Pigtailed electro-optic probes for vectorial electric field mapping

摘要

Electro-optic measurement (EO) constitutes an efficient technique to characterize electrical (E) fields : indeed,the Pockel's effect properties (linear modification of refractive indices of some non-centrosymetric crystals induced by the E-field)~1 leads to a vectorial measurement. Thus, it allows to map the E-field vector and its transient evolution, either in free space or inside guiding structures. Pigtailed EO sensors are naturally becoming a reliable and consistent mean of characterization for many applications, e.g. high power microwaves (HPM), electromagnetic interference (EMI), on chip diagnostic, bio-electromagnetism (e.g.influence of mobile phones on the human body). Even if these non-invasive sensors provide a greater temporal and spatial resolution (femtosecond and sub-millimeter, respectively) than commonly used sensors (antennas, bolometers), it remains temperature dependant and quite low sensitive.
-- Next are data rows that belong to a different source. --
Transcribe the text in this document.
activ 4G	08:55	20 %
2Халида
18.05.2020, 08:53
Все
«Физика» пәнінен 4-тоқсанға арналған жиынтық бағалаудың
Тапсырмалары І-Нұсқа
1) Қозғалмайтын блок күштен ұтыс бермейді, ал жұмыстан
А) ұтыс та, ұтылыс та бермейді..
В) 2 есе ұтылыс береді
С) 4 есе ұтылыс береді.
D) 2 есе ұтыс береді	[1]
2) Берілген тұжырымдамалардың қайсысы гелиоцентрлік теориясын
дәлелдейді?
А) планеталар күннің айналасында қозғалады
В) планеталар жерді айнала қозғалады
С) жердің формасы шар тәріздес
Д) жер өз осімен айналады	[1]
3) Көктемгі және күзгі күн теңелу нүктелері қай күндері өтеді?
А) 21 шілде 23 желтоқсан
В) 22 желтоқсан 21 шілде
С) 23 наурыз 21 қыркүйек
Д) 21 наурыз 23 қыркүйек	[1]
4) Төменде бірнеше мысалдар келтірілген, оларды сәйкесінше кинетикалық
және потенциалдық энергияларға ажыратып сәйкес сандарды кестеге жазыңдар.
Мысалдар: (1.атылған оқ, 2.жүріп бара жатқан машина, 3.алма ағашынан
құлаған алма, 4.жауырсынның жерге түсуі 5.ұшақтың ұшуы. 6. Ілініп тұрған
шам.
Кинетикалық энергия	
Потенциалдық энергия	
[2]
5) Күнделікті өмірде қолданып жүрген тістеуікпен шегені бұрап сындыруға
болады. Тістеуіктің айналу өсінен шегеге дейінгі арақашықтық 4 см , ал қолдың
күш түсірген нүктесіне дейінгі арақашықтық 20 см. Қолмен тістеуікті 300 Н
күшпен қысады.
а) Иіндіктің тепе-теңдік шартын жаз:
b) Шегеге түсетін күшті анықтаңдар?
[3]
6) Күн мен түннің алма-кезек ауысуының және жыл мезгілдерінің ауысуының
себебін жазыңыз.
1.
EO probes are based on the modification of a laser beam (either its polarization, phase or amplitude) crossing an EO crystal. We demonstrate here the last developments and improvements for EO probes as well as for whole EO setups,exploiting polarization state or amplitude modulation. The sensor is constituted by a polarization maintaining (PM) fiber carrying the beam to the crystal and taking it back once modulated, gradient index lense(s) managing the shape of the beam, half or quarter wave plate controlling the input and output polarizations and a crystal (either anisotropic: LiTaO_3, LiNbO_3, DAST, KTP or isotropic : ZnTe, InP) converting the E-field into a modulation. Our probes are fully dielectric and cylindrically shaped (length ～1 cm and diameter ～ 2-3 mm). The setup is made of a 1.5 μm DFB laser, some photodiodes (low and high speed) added with a polarization state analyser arrangement in case of EO probes based on polarization state modulation scheme. The measurement bench is fully automated and compensate/measure the temperature deviation simultaneously. Sensitivity of our EO probe reaches 0.7 V.m~(-1) Hz~(-1/2), the bandwidth covers an ultra wide frequency band (kHz - and more than 20 GHz), the selectivity (orthogonal E-field components rejection) is about 25 dB, and a spatial resolution greater than 100 μm is achieved. Transient and frequency measurements and 2D E-field mapping will be presented during the conference.